Pourtant, cela n’a pas empêché que je me sois sentie à plusieurs reprises touchée par certains gestes et attitudes venant de quelques adhérents de ces églises. Il s’agit là du rapport subjectif que le chercheur peut nouer avec son terrain, et en particulier avec ses enquêtés (Fancello, 2008, Ghasarian, 2002). Dans les églises, les personnes que j’ai rencontrées tissaient parfois des rapports de manière volontaire et spontanée, avec une bienveillance dans la façon de partager leur univers évangélique pentecôtiste.

De mon expérience de terrain, et à de nombreuses reprises, je n’ai pas eu le sentiment de percevoir certaines actions comme émanant du prosélytisme. Celui-ci me semble une action de nature réfléchie, alors qu’un geste ou une attitude isolée peut révéler juste une volonté de partager ou de faire communion avec l’autre de manière spontanée.

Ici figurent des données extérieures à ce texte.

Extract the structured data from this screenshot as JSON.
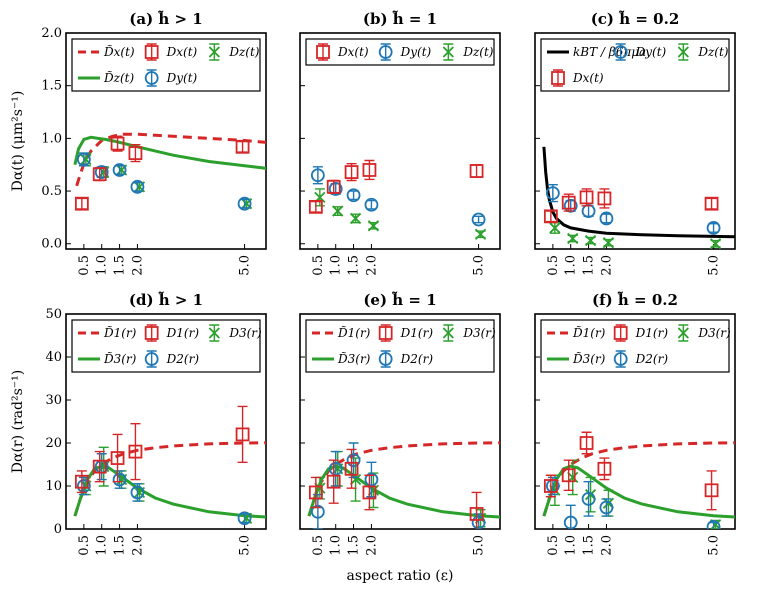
{
  "colors": {
    "x": "#d62728",
    "y": "#1f77b4",
    "z": "#2ca02c",
    "theory": "#000000"
  },
  "xlabel": "aspect ratio (ε)",
  "xticks": [
    "0.5",
    "1.0",
    "1.5",
    "2.0",
    "5.0"
  ],
  "chart_data": [
    {
      "type": "scatter",
      "id": "a",
      "title": "(a) h̃ > 1",
      "ylabel": "Dα(t) (μm²s⁻¹)",
      "ylim": [
        -0.05,
        2.0
      ],
      "yticks": [
        "0.0",
        "0.5",
        "1.0",
        "1.5",
        "2.0"
      ],
      "legend": [
        "D̃x(t)",
        "Dx(t)",
        "Dz(t)",
        "D̃z(t)",
        "Dy(t)"
      ],
      "points": {
        "x": [
          [
            0.5,
            0.38,
            0.05
          ],
          [
            1.0,
            0.66,
            0.06
          ],
          [
            1.5,
            0.95,
            0.07
          ],
          [
            2.0,
            0.86,
            0.08
          ],
          [
            5.0,
            0.92,
            0.05
          ]
        ],
        "y": [
          [
            0.5,
            0.8,
            0.06
          ],
          [
            1.0,
            0.68,
            0.05
          ],
          [
            1.5,
            0.7,
            0.04
          ],
          [
            2.0,
            0.54,
            0.04
          ],
          [
            5.0,
            0.38,
            0.04
          ]
        ],
        "z": [
          [
            0.5,
            0.8,
            0.06
          ],
          [
            1.0,
            0.68,
            0.05
          ],
          [
            1.5,
            0.7,
            0.04
          ],
          [
            2.0,
            0.54,
            0.04
          ],
          [
            5.0,
            0.38,
            0.04
          ]
        ]
      },
      "curves": {
        "x": {
          "x": [
            0.3,
            0.4,
            0.5,
            0.7,
            1.0,
            1.3,
            1.6,
            2.0,
            3.0,
            4.0,
            5.0,
            6.0
          ],
          "y": [
            0.55,
            0.66,
            0.76,
            0.88,
            0.98,
            1.02,
            1.04,
            1.04,
            1.02,
            1.0,
            0.98,
            0.95
          ]
        },
        "z": {
          "x": [
            0.25,
            0.35,
            0.5,
            0.7,
            0.9,
            1.1,
            1.4,
            2.0,
            3.0,
            4.0,
            5.0,
            6.0
          ],
          "y": [
            0.75,
            0.9,
            0.99,
            1.01,
            1.0,
            0.99,
            0.97,
            0.92,
            0.84,
            0.78,
            0.74,
            0.7
          ]
        }
      }
    },
    {
      "type": "scatter",
      "id": "b",
      "title": "(b) h̃ = 1",
      "ylim": [
        -0.05,
        2.0
      ],
      "legend": [
        "Dx(t)",
        "Dy(t)",
        "Dz(t)"
      ],
      "points": {
        "x": [
          [
            0.5,
            0.35,
            0.05
          ],
          [
            1.0,
            0.54,
            0.06
          ],
          [
            1.5,
            0.68,
            0.08
          ],
          [
            2.0,
            0.7,
            0.09
          ],
          [
            5.0,
            0.69,
            0.06
          ]
        ],
        "y": [
          [
            0.5,
            0.65,
            0.08
          ],
          [
            1.0,
            0.52,
            0.05
          ],
          [
            1.5,
            0.46,
            0.04
          ],
          [
            2.0,
            0.37,
            0.04
          ],
          [
            5.0,
            0.23,
            0.03
          ]
        ],
        "z": [
          [
            0.5,
            0.44,
            0.08
          ],
          [
            1.0,
            0.31,
            0.04
          ],
          [
            1.5,
            0.24,
            0.04
          ],
          [
            2.0,
            0.17,
            0.03
          ],
          [
            5.0,
            0.09,
            0.03
          ]
        ]
      }
    },
    {
      "type": "scatter",
      "id": "c",
      "title": "(c) h̃ = 0.2",
      "ylim": [
        -0.05,
        2.0
      ],
      "legend": [
        "kBT / β6πμa",
        "Dy(t)",
        "Dz(t)",
        "Dx(t)"
      ],
      "points": {
        "x": [
          [
            0.5,
            0.26,
            0.05
          ],
          [
            1.0,
            0.39,
            0.08
          ],
          [
            1.5,
            0.44,
            0.08
          ],
          [
            2.0,
            0.43,
            0.09
          ],
          [
            5.0,
            0.38,
            0.05
          ]
        ],
        "y": [
          [
            0.5,
            0.48,
            0.08
          ],
          [
            1.0,
            0.36,
            0.05
          ],
          [
            1.5,
            0.31,
            0.05
          ],
          [
            2.0,
            0.24,
            0.04
          ],
          [
            5.0,
            0.15,
            0.04
          ]
        ],
        "z": [
          [
            0.5,
            0.15,
            0.05
          ],
          [
            1.0,
            0.05,
            0.03
          ],
          [
            1.5,
            0.03,
            0.03
          ],
          [
            2.0,
            0.01,
            0.03
          ],
          [
            5.0,
            0.0,
            0.03
          ]
        ]
      },
      "curves": {
        "theory": {
          "x": [
            0.25,
            0.3,
            0.35,
            0.4,
            0.5,
            0.6,
            0.8,
            1.0,
            1.5,
            2.0,
            3.0,
            4.0,
            5.0,
            6.0
          ],
          "y": [
            0.92,
            0.68,
            0.52,
            0.42,
            0.3,
            0.24,
            0.18,
            0.15,
            0.12,
            0.1,
            0.085,
            0.075,
            0.07,
            0.065
          ]
        }
      }
    },
    {
      "type": "scatter",
      "id": "d",
      "title": "(d) h̃ > 1",
      "ylabel": "Dα(r) (rad²s⁻¹)",
      "ylim": [
        0,
        50
      ],
      "yticks": [
        "0",
        "10",
        "20",
        "30",
        "40",
        "50"
      ],
      "legend": [
        "D̃1(r)",
        "D1(r)",
        "D3(r)",
        "D̃3(r)",
        "D2(r)"
      ],
      "points": {
        "x": [
          [
            0.5,
            11,
            2.5
          ],
          [
            1.0,
            14.5,
            3.5
          ],
          [
            1.5,
            16.5,
            5.5
          ],
          [
            2.0,
            18,
            6.5
          ],
          [
            5.0,
            22,
            6.5
          ]
        ],
        "y": [
          [
            0.5,
            10,
            2.0
          ],
          [
            1.0,
            14.5,
            3.0
          ],
          [
            1.5,
            11.5,
            2.0
          ],
          [
            2.0,
            8.5,
            2.0
          ],
          [
            5.0,
            2.5,
            1.0
          ]
        ],
        "z": [
          [
            0.5,
            10,
            2.0
          ],
          [
            1.0,
            14.5,
            4.5
          ],
          [
            1.5,
            11.5,
            2.0
          ],
          [
            2.0,
            8.5,
            2.0
          ],
          [
            5.0,
            2.5,
            1.0
          ]
        ]
      },
      "curves": {
        "x": {
          "x": [
            0.25,
            0.4,
            0.6,
            0.8,
            1.0,
            1.3,
            1.6,
            2.0,
            2.5,
            3.0,
            4.0,
            5.0,
            6.0
          ],
          "y": [
            3,
            7,
            11,
            13.5,
            15,
            16.5,
            17.5,
            18.3,
            18.9,
            19.3,
            19.8,
            20.0,
            20.1
          ]
        },
        "z": {
          "x": [
            0.25,
            0.4,
            0.6,
            0.8,
            1.0,
            1.2,
            1.5,
            2.0,
            2.5,
            3.0,
            4.0,
            5.0,
            6.0
          ],
          "y": [
            3,
            7,
            11.5,
            14,
            14.6,
            14.2,
            12.5,
            9.5,
            7.2,
            5.8,
            4.0,
            3.1,
            2.6
          ]
        }
      }
    },
    {
      "type": "scatter",
      "id": "e",
      "title": "(e) h̃ = 1",
      "ylim": [
        0,
        50
      ],
      "legend": [
        "D̃1(r)",
        "D1(r)",
        "D3(r)",
        "D̃3(r)",
        "D2(r)"
      ],
      "points": {
        "x": [
          [
            0.5,
            8.5,
            3.5
          ],
          [
            1.0,
            11,
            5.0
          ],
          [
            1.5,
            14,
            4.5
          ],
          [
            2.0,
            8.5,
            4.0
          ],
          [
            5.0,
            3.5,
            5.0
          ]
        ],
        "y": [
          [
            0.5,
            4.0,
            4.0
          ],
          [
            1.0,
            14,
            4.0
          ],
          [
            1.5,
            16,
            4.0
          ],
          [
            2.0,
            11.5,
            4.0
          ],
          [
            5.0,
            1.5,
            2.0
          ]
        ],
        "z": [
          [
            0.5,
            9.5,
            2.5
          ],
          [
            1.0,
            14,
            4.0
          ],
          [
            1.5,
            11.5,
            5.0
          ],
          [
            2.0,
            9,
            4.0
          ],
          [
            5.0,
            2.5,
            2.0
          ]
        ]
      },
      "curves": {
        "x": {
          "x": [
            0.25,
            0.4,
            0.6,
            0.8,
            1.0,
            1.3,
            1.6,
            2.0,
            2.5,
            3.0,
            4.0,
            5.0,
            6.0
          ],
          "y": [
            3,
            7,
            11,
            13.5,
            15,
            16.5,
            17.5,
            18.3,
            18.9,
            19.3,
            19.8,
            20.0,
            20.1
          ]
        },
        "z": {
          "x": [
            0.25,
            0.4,
            0.6,
            0.8,
            1.0,
            1.2,
            1.5,
            2.0,
            2.5,
            3.0,
            4.0,
            5.0,
            6.0
          ],
          "y": [
            3,
            7,
            11.5,
            14,
            14.6,
            14.2,
            12.5,
            9.5,
            7.2,
            5.8,
            4.0,
            3.1,
            2.6
          ]
        }
      }
    },
    {
      "type": "scatter",
      "id": "f",
      "title": "(f) h̃ = 0.2",
      "ylim": [
        0,
        50
      ],
      "legend": [
        "D̃1(r)",
        "D1(r)",
        "D3(r)",
        "D̃3(r)",
        "D2(r)"
      ],
      "points": {
        "x": [
          [
            0.5,
            10,
            2.5
          ],
          [
            1.0,
            12.5,
            3.5
          ],
          [
            1.5,
            20,
            2.5
          ],
          [
            2.0,
            14,
            2.5
          ],
          [
            5.0,
            9,
            4.5
          ]
        ],
        "y": [
          [
            0.5,
            10,
            2.0
          ],
          [
            1.0,
            1.5,
            4.0
          ],
          [
            1.5,
            7,
            4.0
          ],
          [
            2.0,
            5,
            2.0
          ],
          [
            5.0,
            0.5,
            1.0
          ]
        ],
        "z": [
          [
            0.5,
            9,
            3.5
          ],
          [
            1.0,
            12,
            4.0
          ],
          [
            1.5,
            8,
            4.0
          ],
          [
            2.0,
            6,
            3.0
          ],
          [
            5.0,
            1.0,
            1.0
          ]
        ]
      },
      "curves": {
        "x": {
          "x": [
            0.25,
            0.4,
            0.6,
            0.8,
            1.0,
            1.3,
            1.6,
            2.0,
            2.5,
            3.0,
            4.0,
            5.0,
            6.0
          ],
          "y": [
            3,
            7,
            11,
            13.5,
            15,
            16.5,
            17.5,
            18.3,
            18.9,
            19.3,
            19.8,
            20.0,
            20.1
          ]
        },
        "z": {
          "x": [
            0.25,
            0.4,
            0.6,
            0.8,
            1.0,
            1.2,
            1.5,
            2.0,
            2.5,
            3.0,
            4.0,
            5.0,
            6.0
          ],
          "y": [
            3,
            7,
            11.5,
            14,
            14.6,
            14.2,
            12.5,
            9.5,
            7.2,
            5.8,
            4.0,
            3.1,
            2.6
          ]
        }
      }
    }
  ]
}
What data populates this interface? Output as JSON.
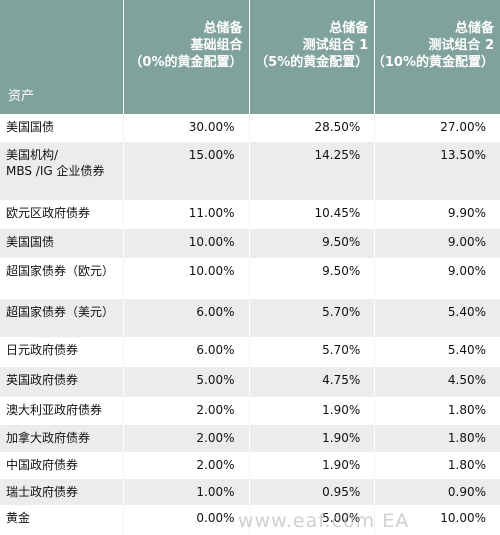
{
  "header": {
    "asset_label": "资产",
    "columns": [
      [
        "总储备",
        "基础组合",
        "（0%的黄金配置）"
      ],
      [
        "总储备",
        "测试组合 1",
        "（5%的黄金配置）"
      ],
      [
        "总储备",
        "测试组合 2",
        "（10%的黄金配置）"
      ]
    ]
  },
  "rows": [
    {
      "name": [
        "美国国债"
      ],
      "values": [
        "30.00%",
        "28.50%",
        "27.00%"
      ]
    },
    {
      "name": [
        "美国机构/",
        "MBS /IG 企业债券"
      ],
      "values": [
        "15.00%",
        "14.25%",
        "13.50%"
      ]
    },
    {
      "name": [
        "欧元区政府债券"
      ],
      "values": [
        "11.00%",
        "10.45%",
        "9.90%"
      ]
    },
    {
      "name": [
        "美国国债"
      ],
      "values": [
        "10.00%",
        "9.50%",
        "9.00%"
      ]
    },
    {
      "name": [
        "超国家债券（欧元）"
      ],
      "values": [
        "10.00%",
        "9.50%",
        "9.00%"
      ]
    },
    {
      "name": [
        "超国家债券（美元）"
      ],
      "values": [
        "6.00%",
        "5.70%",
        "5.40%"
      ]
    },
    {
      "name": [
        "日元政府债券"
      ],
      "values": [
        "6.00%",
        "5.70%",
        "5.40%"
      ]
    },
    {
      "name": [
        "英国政府债券"
      ],
      "values": [
        "5.00%",
        "4.75%",
        "4.50%"
      ]
    },
    {
      "name": [
        "澳大利亚政府债券"
      ],
      "values": [
        "2.00%",
        "1.90%",
        "1.80%"
      ]
    },
    {
      "name": [
        "加拿大政府债券"
      ],
      "values": [
        "2.00%",
        "1.90%",
        "1.80%"
      ]
    },
    {
      "name": [
        "中国政府债券"
      ],
      "values": [
        "2.00%",
        "1.90%",
        "1.80%"
      ]
    },
    {
      "name": [
        "瑞士政府债券"
      ],
      "values": [
        "1.00%",
        "0.95%",
        "0.90%"
      ]
    },
    {
      "name": [
        "黄金"
      ],
      "values": [
        "0.00%",
        "5.00%",
        "10.00%"
      ]
    }
  ],
  "watermark": "www.eaf.com  EA"
}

Mais, il s’agit là d’une question à étudier avec plus de minutie pour proposer une réflexion plus approfondie des différences entre l’action spontanée d’un converti et son action prosélyte.

Pour le reste, il en résulte que les rencontres avec les adhérents au mouvement évangélique pentecôtiste se déroulant dans des multiples lieux et selon les différentes situations ont été plutôt bien réussies. De même, mon intégration en milieu évangélique pentecôtiste s’est faite sans beaucoup de difficultés, excepté dans certains cas que j’aborderai au point suivant.

Pour conclure, je dirai que de nombreuses rencontres m’ont permis d’observer et d’appréhender la manière dont ce mouvement s’est ancré dans le quotidien des individus interrogés. Ce constat n’émane pas seulement de l’offre diversifiée d’églises évangéliques installées ici et là, mais surtout des actions individuelles et collectives lui étant rattachées et s’exprimant dans la vie de tous les jours.